Family history (0–5 points)
Type 2 is polygenic. Having a parent or sibling with type 2 roughly doubles baseline risk; two first-degree relatives nearly triples it. The genes are not destiny — lifestyle still swings the outcome by 50–70% in gene-carrier cohorts — but they set the starting line.
What a high score should make you do
First, get an HbA1c. It's a 3-minute blood draw that measures average glucose over the past 3 months and doesn't require fasting. Under 5.7% is normal; 5.7–6.4% is prediabetes; 6.5%+ is diabetes. If your HbA1c is 5.7% or higher, the Diabetes Prevention Program intervention is the most evidence-backed response: aim for 7% body-weight loss and 150 minutes of moderate exercise a week over six months. The DPP trial showed a 58% reduction in conversion to diabetes at three years. Metformin in the same trial cut conversion by 31%.

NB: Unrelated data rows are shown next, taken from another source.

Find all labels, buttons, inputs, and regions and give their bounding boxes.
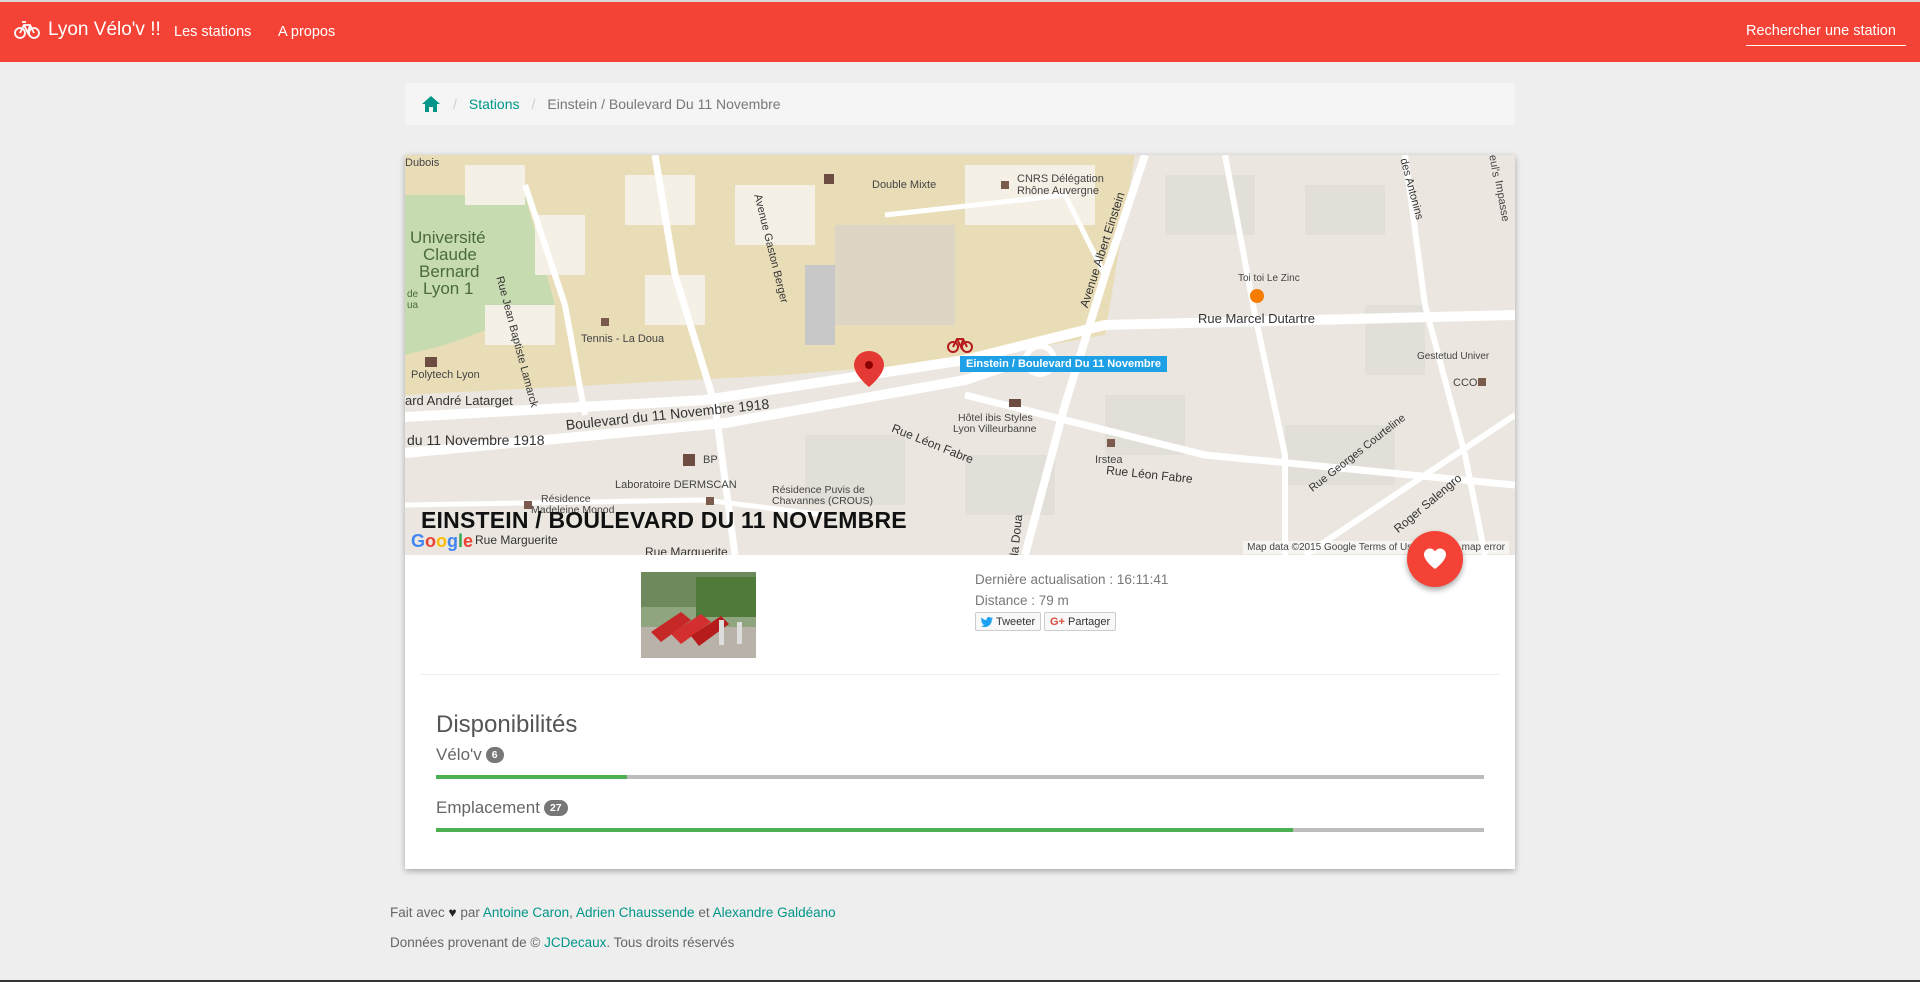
brand-link[interactable]: Lyon Vélo'v !! <box>14 19 161 41</box>
distance: Distance : 79 m <box>975 593 1069 608</box>
author-link-alexandre[interactable]: Alexandre Galdéano <box>713 905 836 920</box>
bikes-progress <box>436 775 1484 779</box>
station-map-tag[interactable]: Einstein / Boulevard Du 11 Novembre <box>960 356 1168 372</box>
map-label-cnrs: CNRS Délégation <box>1017 173 1104 185</box>
breadcrumb-separator: / <box>453 96 457 112</box>
last-update: Dernière actualisation : 16:11:41 <box>975 572 1169 587</box>
heart-icon <box>1424 548 1446 569</box>
jcdecaux-link[interactable]: JCDecaux <box>544 935 606 950</box>
google-plus-share-button[interactable]: G+ Partager <box>1044 612 1117 631</box>
availability-title: Disponibilités <box>436 711 578 738</box>
bikes-label-text: Vélo'v <box>436 745 482 764</box>
footer-data-from: Données provenant de © <box>390 935 541 950</box>
nav-link-stations[interactable]: Les stations <box>174 24 251 40</box>
brand-label: Lyon Vélo'v !! <box>48 19 161 40</box>
google-logo: Google <box>411 531 474 551</box>
map-label-ibis-2: Lyon Villeurbanne <box>953 423 1037 435</box>
footer-credits: Fait avec ♥ par Antoine Caron, Adrien Ch… <box>390 905 836 920</box>
google-plus-icon: G+ <box>1050 615 1065 628</box>
station-card: Université Claude Bernard Lyon 1 de ua D… <box>405 155 1515 869</box>
footer-made-with: Fait avec <box>390 905 445 920</box>
map-label-puvis-2: Chavannes (CROUS) <box>772 495 873 507</box>
slots-label: Emplacement 27 <box>436 798 568 818</box>
footer-data-source: Données provenant de © JCDecaux. Tous dr… <box>390 935 734 950</box>
map-label-dubois: Dubois <box>405 157 440 169</box>
breadcrumb-current: Einstein / Boulevard Du 11 Novembre <box>547 96 781 112</box>
map-street-marguerite: Rue Marguerite <box>475 533 558 547</box>
map-label-bernard: Bernard <box>419 262 480 281</box>
station-photo <box>641 572 756 658</box>
breadcrumb-stations[interactable]: Stations <box>469 96 520 112</box>
map-street-boulevard-west: du 11 Novembre 1918 <box>407 432 545 448</box>
map-label-de: de <box>407 289 419 300</box>
slots-progress <box>436 828 1484 832</box>
station-map[interactable]: Université Claude Bernard Lyon 1 de ua D… <box>405 155 1515 555</box>
navbar: Lyon Vélo'v !! Les stations A propos Rec… <box>0 0 1920 62</box>
slots-label-text: Emplacement <box>436 798 540 817</box>
slots-count-badge: 27 <box>543 800 568 816</box>
map-street-marguerite-2: Rue Marguerite <box>645 545 728 555</box>
breadcrumb: / Stations / Einstein / Boulevard Du 11 … <box>405 83 1515 125</box>
footer-by: par <box>460 905 480 920</box>
author-link-adrien[interactable]: Adrien Chaussende <box>576 905 695 920</box>
tweet-button[interactable]: Tweeter <box>975 612 1042 631</box>
footer-and: et <box>698 905 710 920</box>
station-title: EINSTEIN / BOULEVARD DU 11 NOVEMBRE <box>421 507 907 533</box>
heart-icon: ♥ <box>448 905 457 920</box>
map-label-double-mixte: Double Mixte <box>872 179 937 191</box>
map-label-toi-toi: Toi toi Le Zinc <box>1238 273 1300 284</box>
slots-progress-fill <box>436 828 1294 832</box>
map-label-cnrs-2: Rhône Auvergne <box>1017 185 1099 197</box>
map-label-cco: CCO <box>1453 377 1478 389</box>
home-icon[interactable] <box>421 95 441 113</box>
bikes-label: Vélo'v 6 <box>436 745 504 765</box>
breadcrumb-separator: / <box>531 96 536 112</box>
bikes-progress-fill <box>436 775 627 779</box>
divider <box>420 674 1500 675</box>
map-label-universite: Université <box>410 228 486 247</box>
map-label-claude: Claude <box>423 245 477 264</box>
map-label-tennis: Tennis - La Doua <box>581 333 665 345</box>
map-street-marcel-dutartre: Rue Marcel Dutartre <box>1198 311 1316 326</box>
map-label-bp: BP <box>703 454 718 466</box>
map-label-dermscan: Laboratoire DERMSCAN <box>615 479 737 491</box>
map-label-lyon1: Lyon 1 <box>423 279 474 298</box>
bicycle-icon <box>14 21 40 39</box>
map-label-ua: ua <box>407 300 419 311</box>
author-link-antoine[interactable]: Antoine Caron <box>483 905 569 920</box>
map-attribution[interactable]: Map data ©2015 Google Terms of Use Repor… <box>1243 541 1509 554</box>
favorite-button[interactable] <box>1407 531 1463 587</box>
map-label-polytech: Polytech Lyon <box>411 369 480 381</box>
nav-link-about[interactable]: A propos <box>278 24 335 40</box>
share-label: Partager <box>1067 615 1111 628</box>
map-label-gestetud: Gestetud Univer <box>1417 351 1490 362</box>
tweet-label: Tweeter <box>996 615 1036 628</box>
footer-comma: , <box>569 905 573 920</box>
map-street-andre-latarget: ard André Latarget <box>405 393 513 408</box>
search-input[interactable]: Rechercher une station <box>1746 23 1906 46</box>
footer-rights: . Tous droits réservés <box>606 935 735 950</box>
twitter-icon <box>981 616 993 627</box>
bikes-count-badge: 6 <box>485 747 504 763</box>
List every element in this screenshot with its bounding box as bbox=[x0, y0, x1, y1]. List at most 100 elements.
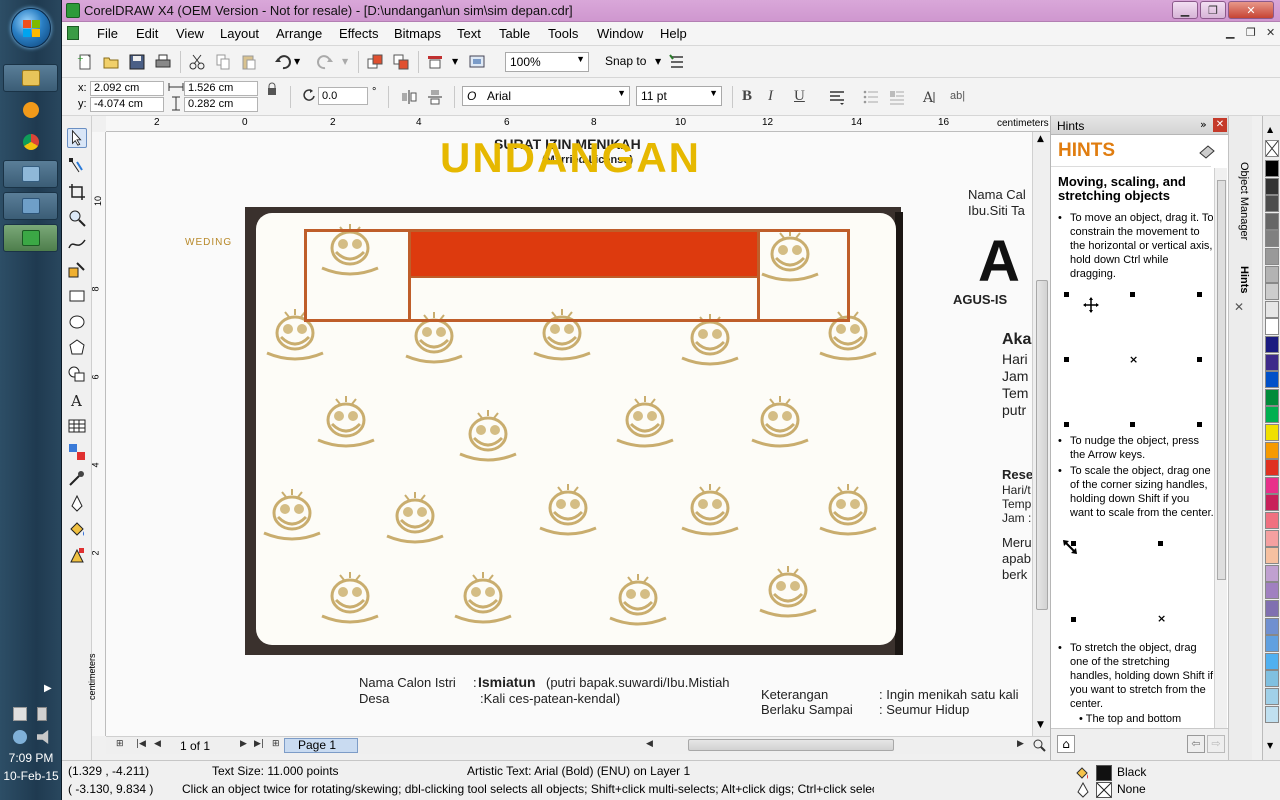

If you're not ready for a physician visit, the foundational changes are identical regardless of your HbA1c: sleep seven hours (see sleep calculator), walk 30 minutes most days, prioritize protein at breakfast (see the protein calculator), and keep added sugars low. These target the same mechanism — reducing insulin resistance — that medication does, usually without the side effects.
What a low score means (and doesn't)
A FINDRISC under 7 means you're at low 10-year risk based on 2003 Finnish data. It's not a guarantee. Lean adults with type 2 do exist — it's about 5–10% of cases, often driven by severe family history or rare genetic variants. If you have persistent symptoms (frequent urination, unexplained weight loss, blurred vision) a low score is not a reason to skip testing.
Tracking it over time
Retake the FINDRISC annually if you're in the 7–14 range, and every six months if you're 15+. Combined with the heart disease risk and life expectancy tools, it gives you a compact picture of cardiometabolic trajectory. Use the PDF export to take your answers to your primary care visit — nothing saves physician time like a patient who shows up with the screen pre-done.